A while back, I switched from DSL to Cable Internet. My awesome ISP, TekSavvy, sent me a loaner cable modem – a SmartRG 808AC. It worked well, despite a few quirks, but lately I’ve noted that the internet would drop out for a few minutes at a time. I was able to deduce that the modem seems to be rebooting itself, but I had no idea how often it was happening.
Sidetrack: I’d been meaning to setup Prometheus + Grafana for monitoring my home network. It’s one of those things that look awesome but I never got around to figuring out the details. I had the itch one day recently, and after reading up on how Prometheus worked, I realized it would be a great way to monitor my modem and find out exactly how often it’s rebooting itself.
So I fired up a fresh LXD container, installed Prometheus and Grafana, and forwarded the appropriate ports.

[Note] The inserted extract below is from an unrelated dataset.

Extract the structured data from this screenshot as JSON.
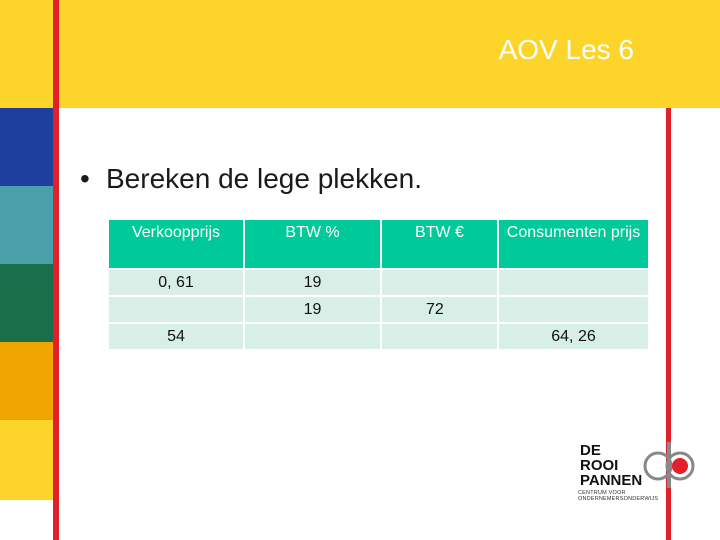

Ready, set, go.
Prometheus works by scraping a /metrics
endpoint, either baked in to an application/device or provided by an “exporter”, of which there are hundreds already written.
The SmartRG 808AC doesn’t have a /metrics
endpoint, nor was there an exporter written for it, but luckily there’s a handy guide to writing one. I also borrowed from uptimerobot-prometheus-exporter and speedtest_exporter while looking for examples.
After a night or two of hacking, I’m proud to announce the first release of the smartrg808ac_exporter.
Right now, it only exposes two metrics: up
, which will return a 0/1 if the device is up and uptime_seconds
, which tells you how long the device has been online. Next steps are to add interface metrics.
Back to my original problem; I now have a way to measure how often my cable modem reboots.
Over the course of the next few days, I should have enough information to see if there’s a pattern to the restarts, and how consistent it is. Plenty enough evidence to contact TekSavvy and see about getting a replacement modem.